Esta «excepción permanente», parafraseando al filósofo Giorgio Agamben, sentó un precedente devastador. En nombre de la seguridad nacional, varios países comenzaron a operar al margen de los límites legales y éticos, tratando al presunto terrorista no como un ciudadano con derechos, sino como un enemigo absoluto, alguien que puede ser neutralizado incluso antes de que se demuestre su culpabilidad. El derecho a la defensa, a un juicio justo y a la presunción de inocencia ha sido sustituido por una lógica de anticipación y castigo preventivo.

Lo más preocupante es que esta erosión de la legalidad no se ha limitado a la lucha contra el terrorismo internacional. La mentalidad de «guerra permanente» ha contaminado otras áreas de la seguridad pública.

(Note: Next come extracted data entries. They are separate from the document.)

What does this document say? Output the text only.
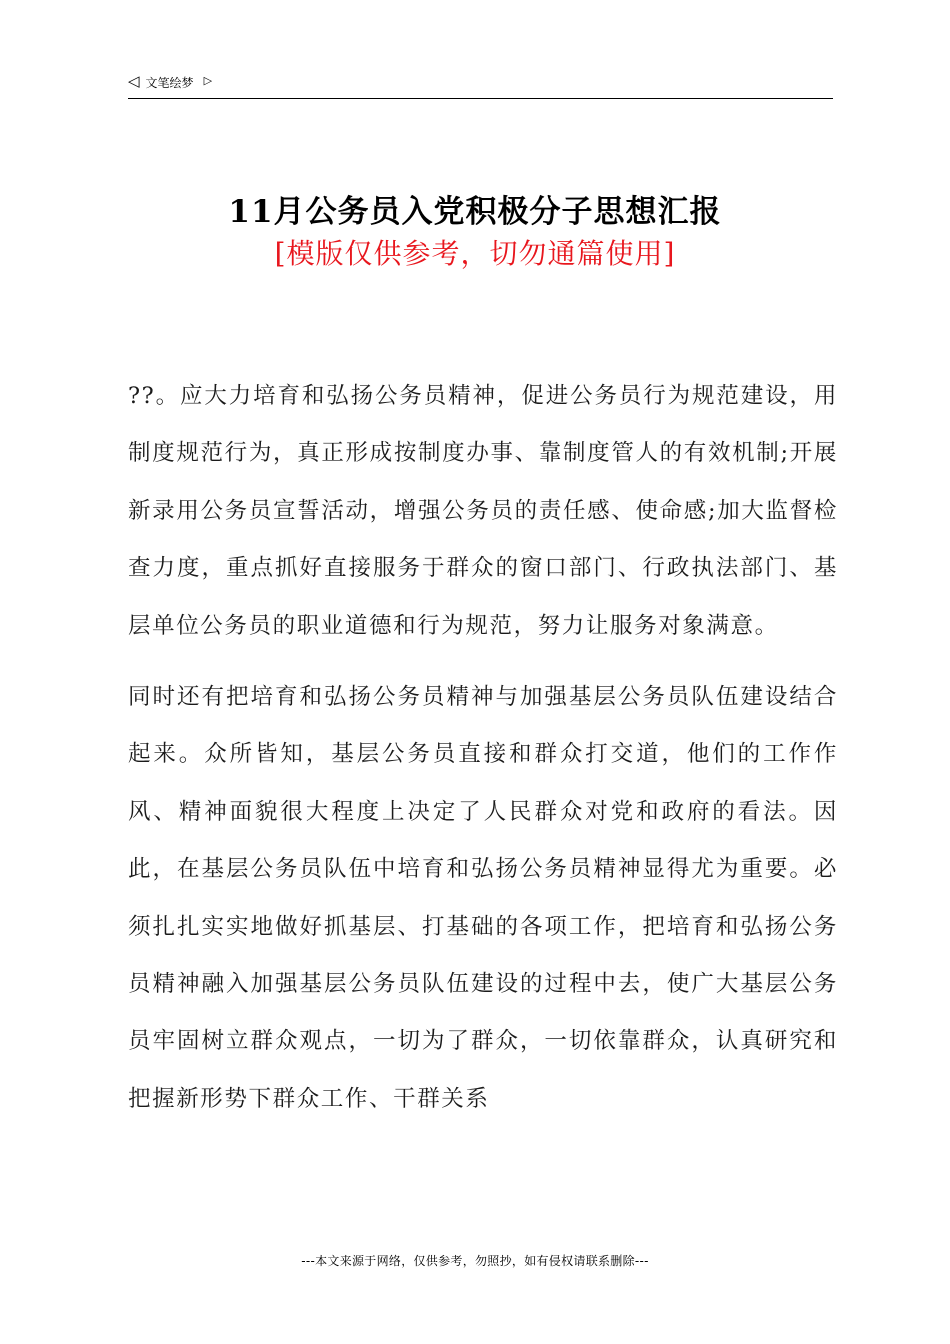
◁ 文笔绘梦 ▷
11月公务员入党积极分子思想汇报

[模版仅供参考，切勿通篇使用]

??。应大力培育和弘扬公务员精神，促进公务员行为规范建设，用制度规范行为，真正形成按制度办事、靠制度管人的有效机制;开展新录用公务员宣誓活动，增强公务员的责任感、使命感;加大监督检查力度，重点抓好直接服务于群众的窗口部门、行政执法部门、基层单位公务员的职业道德和行为规范，努力让服务对象满意。

同时还有把培育和弘扬公务员精神与加强基层公务员队伍建设结合起来。众所皆知，基层公务员直接和群众打交道，他们的工作作风、精神面貌很大程度上决定了人民群众对党和政府的看法。因此，在基层公务员队伍中培育和弘扬公务员精神显得尤为重要。必须扎扎实实地做好抓基层、打基础的各项工作，把培育和弘扬公务员精神融入加强基层公务员队伍建设的过程中去，使广大基层公务员牢固树立群众观点，一切为了群众，一切依靠群众，认真研究和把握新形势下群众工作、干群关系

---本文来源于网络，仅供参考，勿照抄，如有侵权请联系删除---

En los últimos años, varios gobiernos, incluso democráticos, han comenzado a aplicar la misma lógica de excepción contra facciones criminales y organizaciones de narcotráfico. En Brasil, El Salvador y otros países latinoamericanos, las operaciones policiales y militares han adoptado el discurso de que ciertos grupos representan una amenaza tan grave para el orden público que el Estado puede actuar sin los controles y contrapesos de la ley.

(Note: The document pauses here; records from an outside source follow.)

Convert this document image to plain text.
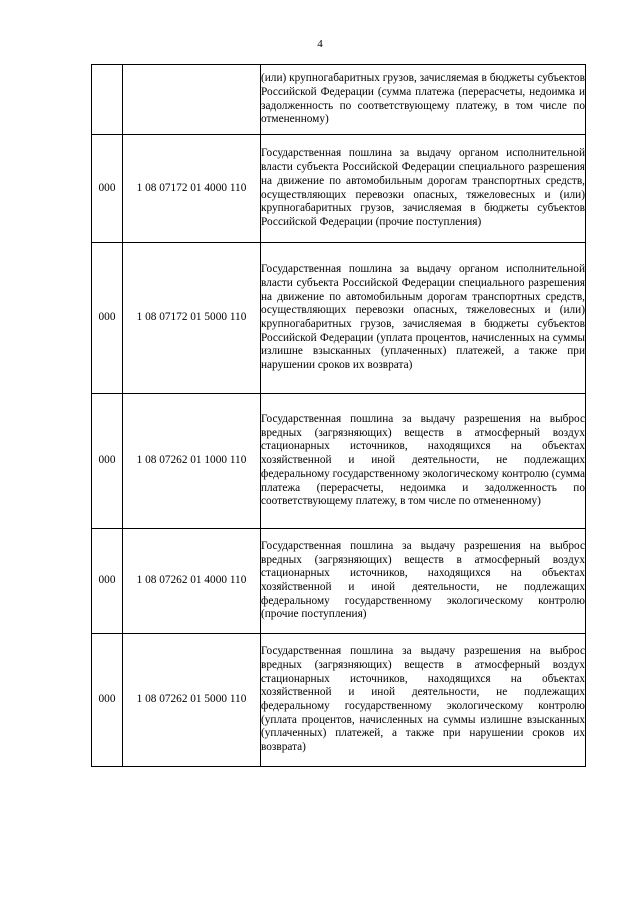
4
		(или) крупногабаритных грузов, зачисляемая в бюджеты субъектов Российской Федерации (сумма платежа (перерасчеты, недоимка и задолженность по соответствующему платежу, в том числе по отмененному)
000	1 08 07172 01 4000 110	Государственная пошлина за выдачу органом исполнительной власти субъекта Российской Федерации специального разрешения на движение по автомобильным дорогам транспортных средств, осуществляющих перевозки опасных, тяжеловесных и (или) крупногабаритных грузов, зачисляемая в бюджеты субъектов Российской Федерации (прочие поступления)
000	1 08 07172 01 5000 110	Государственная пошлина за выдачу органом исполнительной власти субъекта Российской Федерации специального разрешения на движение по автомобильным дорогам транспортных средств, осуществляющих перевозки опасных, тяжеловесных и (или) крупногабаритных грузов, зачисляемая в бюджеты субъектов Российской Федерации (уплата процентов, начисленных на суммы излишне взысканных (уплаченных) платежей, а также при нарушении сроков их возврата)
000	1 08 07262 01 1000 110	Государственная пошлина за выдачу разрешения на выброс вредных (загрязняющих) веществ в атмосферный воздух стационарных источников, находящихся на объектах хозяйственной и иной деятельности, не подлежащих федеральному государственному экологическому контролю (сумма платежа (перерасчеты, недоимка и задолженность по соответствующему платежу, в том числе по отмененному)
000	1 08 07262 01 4000 110	Государственная пошлина за выдачу разрешения на выброс вредных (загрязняющих) веществ в атмосферный воздух стационарных источников, находящихся на объектах хозяйственной и иной деятельности, не подлежащих федеральному государственному экологическому контролю (прочие поступления)
000	1 08 07262 01 5000 110	Государственная пошлина за выдачу разрешения на выброс вредных (загрязняющих) веществ в атмосферный воздух стационарных источников, находящихся на объектах хозяйственной и иной деятельности, не подлежащих федеральному государственному экологическому контролю (уплата процентов, начисленных на суммы излишне взысканных (уплаченных) платежей, а также при нарушении сроков их возврата)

Con el pretexto de combatir el crimen organizado, como ha ocurrido recientemente en Río de Janeiro, se multiplican las ejecuciones extrajudiciales, las desapariciones y las intervenciones letales en comunidades pobres. El enemigo ya no es el «terrorista extranjero», sino el «narcotraficante», el «miliciano» o el «miembro de una pandilla»: etiquetas amplias y ambiguas que permiten justificar acciones al margen del debido proceso. En muchos casos, la sociedad, impulsada por el miedo y la desconfianza en las instituciones, aplaude esta postura sin darse cuenta de que socava los cimientos mismos de la democracia.

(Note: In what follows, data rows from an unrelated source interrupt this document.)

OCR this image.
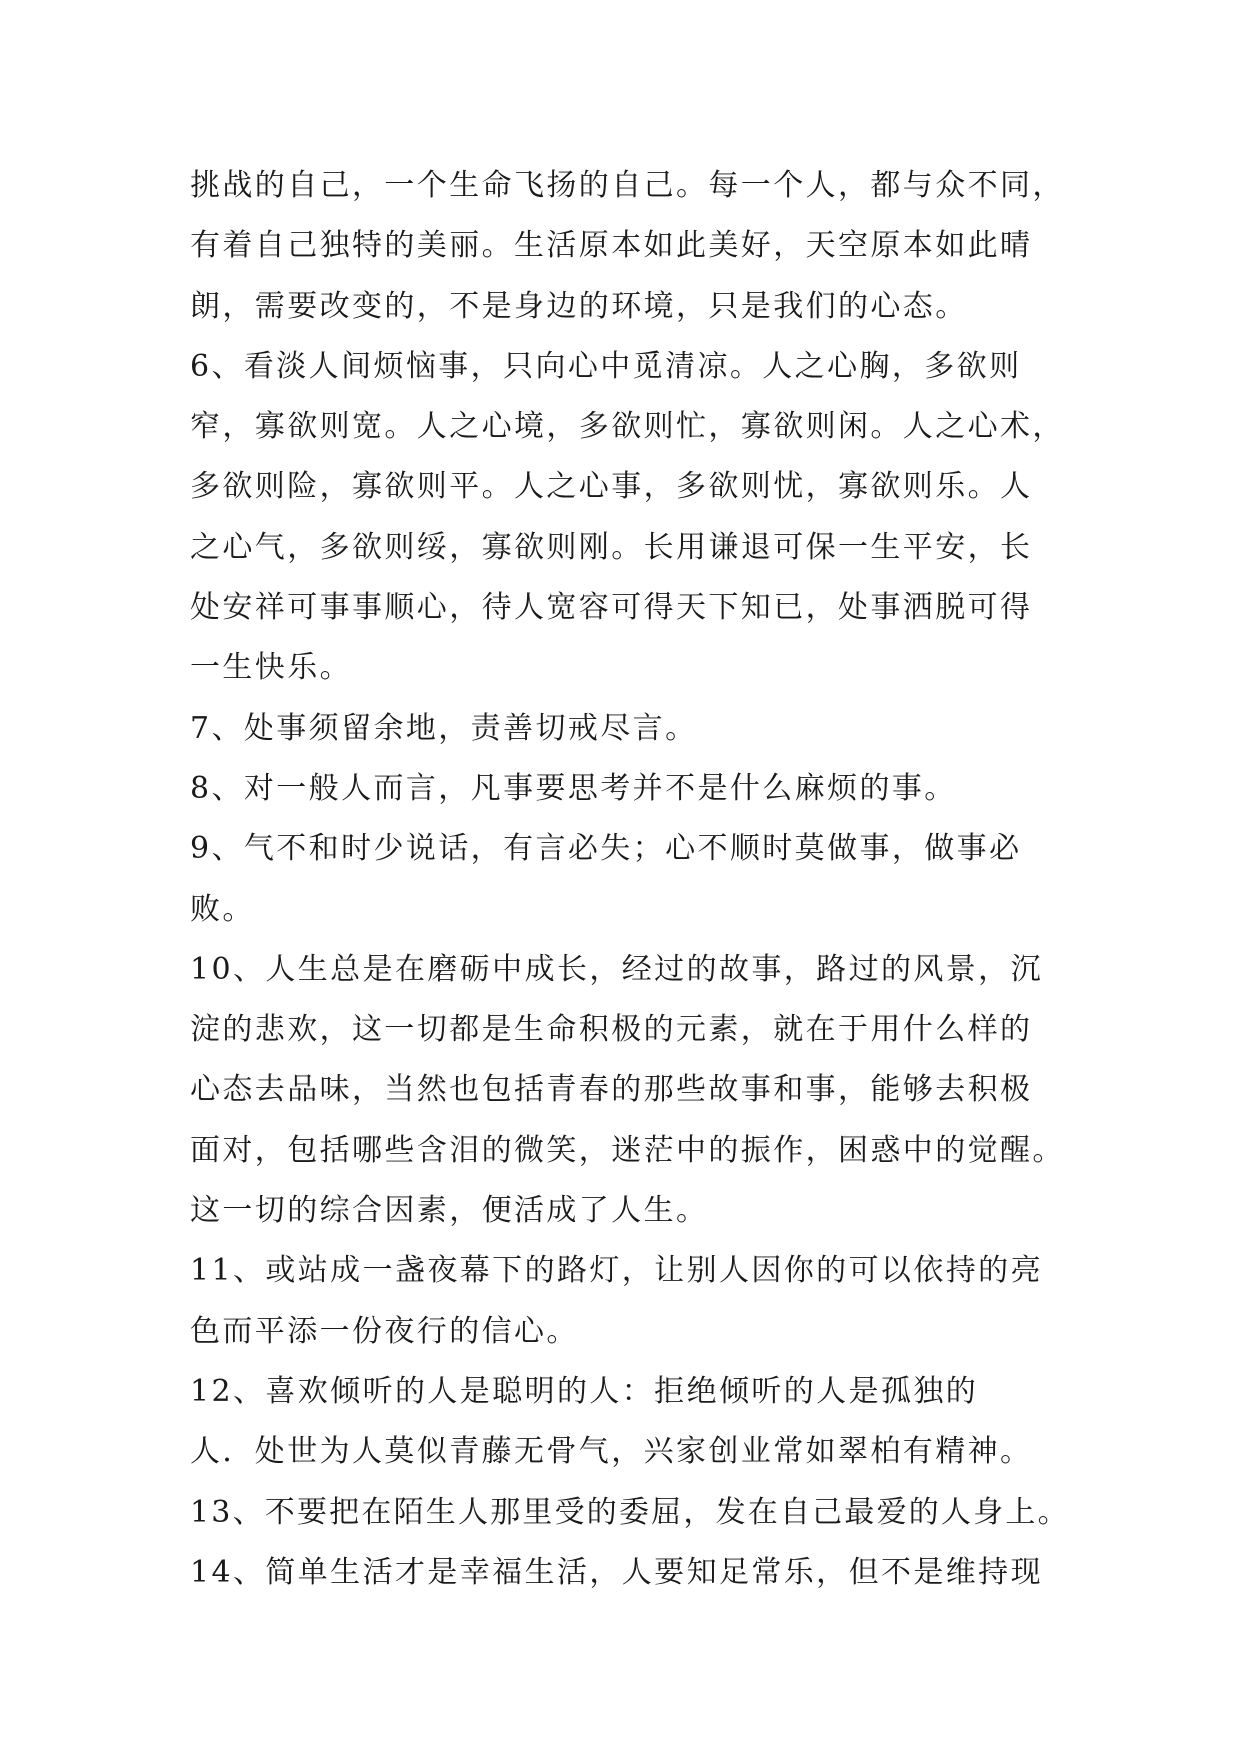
挑战的自己，一个生命飞扬的自己。每一个人，都与众不同，
有着自己独特的美丽。生活原本如此美好，天空原本如此晴
朗，需要改变的，不是身边的环境，只是我们的心态。
6、看淡人间烦恼事，只向心中觅清凉。人之心胸，多欲则
窄，寡欲则宽。人之心境，多欲则忙，寡欲则闲。人之心术，
多欲则险，寡欲则平。人之心事，多欲则忧，寡欲则乐。人
之心气，多欲则绥，寡欲则刚。长用谦退可保一生平安，长
处安祥可事事顺心，待人宽容可得天下知已，处事洒脱可得
一生快乐。
7、处事须留余地，责善切戒尽言。
8、对一般人而言，凡事要思考并不是什么麻烦的事。
9、气不和时少说话，有言必失；心不顺时莫做事，做事必
败。
10、人生总是在磨砺中成长，经过的故事，路过的风景，沉
淀的悲欢，这一切都是生命积极的元素，就在于用什么样的
心态去品味，当然也包括青春的那些故事和事，能够去积极
面对，包括哪些含泪的微笑，迷茫中的振作，困惑中的觉醒。
这一切的综合因素，便活成了人生。
11、或站成一盏夜幕下的路灯，让别人因你的可以依持的亮
色而平添一份夜行的信心。
12、喜欢倾听的人是聪明的人：拒绝倾听的人是孤独的
人．处世为人莫似青藤无骨气，兴家创业常如翠柏有精神。
13、不要把在陌生人那里受的委屈，发在自己最爱的人身上。
14、简单生活才是幸福生活，人要知足常乐，但不是维持现
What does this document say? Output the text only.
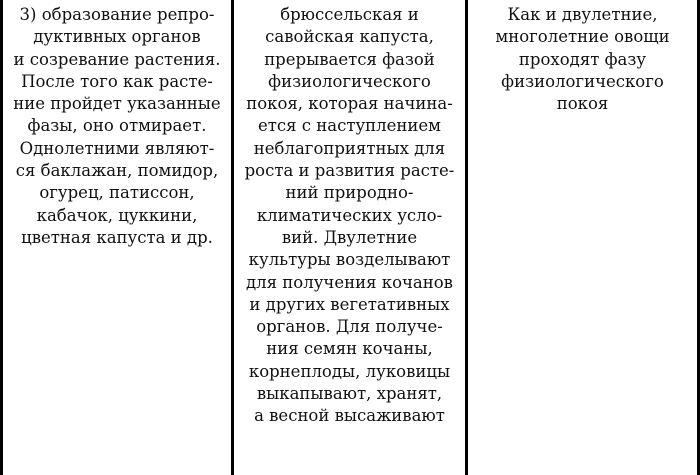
3) образование репро-
дуктивных органов
и созревание растения.
После того как расте-
ние пройдет указанные
фазы, оно отмирает.
Однолетними являют-
ся баклажан, помидор,
огурец, патиссон,
кабачок, цуккини,
цветная капуста и др.
брюссельская и
савойская капуста,
прерывается фазой
физиологического
покоя, которая начина-
ется с наступлением
неблагоприятных для
роста и развития расте-
ний природно-
климатических усло-
вий. Двулетние
культуры возделывают
для получения кочанов
и других вегетативных
органов. Для получе-
ния семян кочаны,
корнеплоды, луковицы
выкапывают, хранят,
а весной высаживают
Как и двулетние,
многолетние овощи
проходят фазу
физиологического
покоя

Al transformar la lucha contra el crimen en una guerra, el Estado renuncia a su papel de garante de la ley para convertirse en juez y verdugo. Se borra la frontera entre justicia y venganza. La muerte sustituye al juicio; la sospecha, a la prueba; y el enemigo, al ciudadano. Este proceso erosiona silenciosamente los principios que sustentan el estado de derecho, como la universalidad de la ley, la proporcionalidad de las penas y la dignidad de la persona humana.

Es fundamental comprender que la fuerza de la ley no reside en su capacidad de castigar, sino en su capacidad de limitar el poder. Cuando el Estado se arroga el derecho de matar sin juicio, niega la esencia del contrato social. Al admitir que algunos individuos o grupos pueden ser eliminados sin defensa, la sociedad retrocede a la barbarie, donde el más fuerte impone su voluntad sobre el más débil.

El desafío contemporáneo, por lo tanto, consiste en recuperar la primacía de la legalidad en un mundo acostumbrado a las excepciones. La lucha contra el terrorismo y el crimen organizado es legítima y necesaria, pero debe estar sujeta al control legal y al respeto de los derechos humanos. No existe una seguridad duradera cuando el miedo se convierte en justificación para la suspensión de la justicia.

Si el siglo XXI comenzó con la promesa de un mundo más libre e interconectado, pronto reveló el peligro de una libertad condicionada por el terror. Hoy vivimos con las consecuencias de un paradigma que ha transformado al enemigo en una categoría política y la ley en un instrumento de excepción. La lucha contra el narcoterrorismo debe librarse en el marco de la ley, nunca por encima de ella. De lo contrario, el Estado, en su afán por protegernos, terminará destruyendo lo que más debería preservar: la propia idea de justicia.